Birleşik Arap Emirlikleri’nin ‘yüksek sanat aşkı’ bağlamında yakın dönemde gündeme oturan gelişmelerden biri de Louvre Müzesi’nin ülkede inşaatına başlanan şubesiydi. Başta akademik çevreler olmak üzere, Louvre’un Birleşik Arap Emirlikleri’nde bir şube açacak olması sayısız eleştiriyi beraberinde getirdi. Sanat tarihçisi Didier Rykner, Fransa ile Birleşik Arap Emirlikleri arasında hayata geçmesi planlanan proje için yapılan anlaşmaya karşı çıkan isimlerden biri olarak, büyük bir imza kampanyasına öncülük etti. 4.650 müze uzmanı, arkeolog ve sanat tarihçisi tarafından imzalanan bildiride ‘müzelerin satılık olmadığı’ vurgulandı. Gündeme getirilen başlıklar arasında Louvre ‘tıpkı ticari bir şirket gibi maksimum kar stratejisi gütmekle’ suçlanıyordu. Ayrıca bu bağlamda sanatçılar ve insan hakları kuruluşları tarafından Birleşik Arap Emirlikleri'nin HIV Pozitif bireyleri hapsetmesi, sınır dışı etmesi ve ömür boyu ülkeye girmekten men etmesi gibi politikaları da protesto edildi.

‘Birleşik Arap Emirlikleri’, ‘sanat’, ‘bienal’, ‘müze’ gibi sözcükleri yan yana getirip son birkaç seneyi hatırlamaya çalıştığımda hafızamda bu gibi olaylar beliriyor... Ne yaptıklarıyla pek ilgilenmediğim için, eminim hafızamda yer edenlerden çok daha fazlasıyla yüklü bir ‘sanat gündemleri’ vardır, malum. Bizim kendi adımıza sormamız gereken soru, bu yeni konjonktürde kültürel pozisyonumuzu (ve buna bağlı olarak psikolojik motivasyonumuzu) hangi meridyen ve paraleller üzerinden saptayacağımız? ‘Her bir şeyin’ sıkça ziyaret ettiği bir kentte asla gözüme batmazdı Sharjah Bienali, fakat uzun zamandır ‘hiç bir şeyin’ uğramadığı bu kentte sanat gündemi Sharjah’ın bienali üzerinden belirleniyorsa, kimseyle selefi Arapların elini öpüyor diye alay etmenin manası yok, bizler de aynı selefilerin bienalleriyle böbürleniyoruz demek.    
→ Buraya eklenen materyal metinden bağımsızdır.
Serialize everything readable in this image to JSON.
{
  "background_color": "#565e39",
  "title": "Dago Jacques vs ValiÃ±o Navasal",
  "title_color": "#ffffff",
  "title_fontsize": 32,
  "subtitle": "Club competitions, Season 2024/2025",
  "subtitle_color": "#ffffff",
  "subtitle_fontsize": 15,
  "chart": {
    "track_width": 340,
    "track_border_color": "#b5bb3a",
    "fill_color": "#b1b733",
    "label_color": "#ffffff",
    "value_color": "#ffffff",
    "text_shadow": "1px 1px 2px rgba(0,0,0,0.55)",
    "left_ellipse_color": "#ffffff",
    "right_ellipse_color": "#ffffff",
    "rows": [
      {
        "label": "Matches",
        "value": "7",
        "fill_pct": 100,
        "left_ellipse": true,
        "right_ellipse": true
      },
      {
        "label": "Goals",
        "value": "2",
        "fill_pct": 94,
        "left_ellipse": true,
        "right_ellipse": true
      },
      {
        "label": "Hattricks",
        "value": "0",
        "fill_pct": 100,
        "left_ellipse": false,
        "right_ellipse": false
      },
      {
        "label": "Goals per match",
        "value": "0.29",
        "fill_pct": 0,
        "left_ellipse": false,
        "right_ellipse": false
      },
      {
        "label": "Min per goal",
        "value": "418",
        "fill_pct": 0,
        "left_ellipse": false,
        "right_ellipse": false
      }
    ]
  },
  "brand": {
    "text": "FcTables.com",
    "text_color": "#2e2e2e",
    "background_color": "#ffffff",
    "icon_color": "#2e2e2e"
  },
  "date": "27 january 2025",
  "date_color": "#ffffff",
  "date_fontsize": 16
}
Eleştiri bir yana da, benim bünyem kaldırmıyor artık... Biz ne zaman ve niye bu kadar ezik olduk? İstanbul’un en küçük semti bile etmeyecek çöl yerleşimlerinin bienalleri hangi ara uluslararası rekabetimizi belirler oldu? Yani başımızda IŞİD kafa keserken, selefi/vahabi finansörlerinin bienalleriyle avunacak noktaya hangi gün düştük? Neoliberalizm bir yere kadar, ama bu denli kokuşmuşuna ne diye çattık? Birleşik Arap Emirlikleri'nin nüfusunun toplamından daha fazla entelektüelin yaşadığı bir metropolde, kimse mi çıkıp bir cümle edemiyor? İstanbul ne vakit Dakar ve Ramallah gibi yerlerle aynı klasmana düştü de, bienalin bir ayağı da aynı mantıkla buraya taşınıyor? Hazır gelmişler iken 'Yeşil Yol' (Doğu Karadeniz) talanından bir iki villa daha satılsa bari... Bu mudur? Geçmiş olsun. 

Konağı kullanılan Abud Efendi’nin de mezarda kemikleri sızlıyor olmalı. Zira 19. yüzyıl aydınlanmasından had safhada etkilenmiş, iyi bir burjuva olarak tanınıyordu Abud Efendi. 

İşte bu yüzden bu kente hiçbir zaman Documenta gelmeyecek.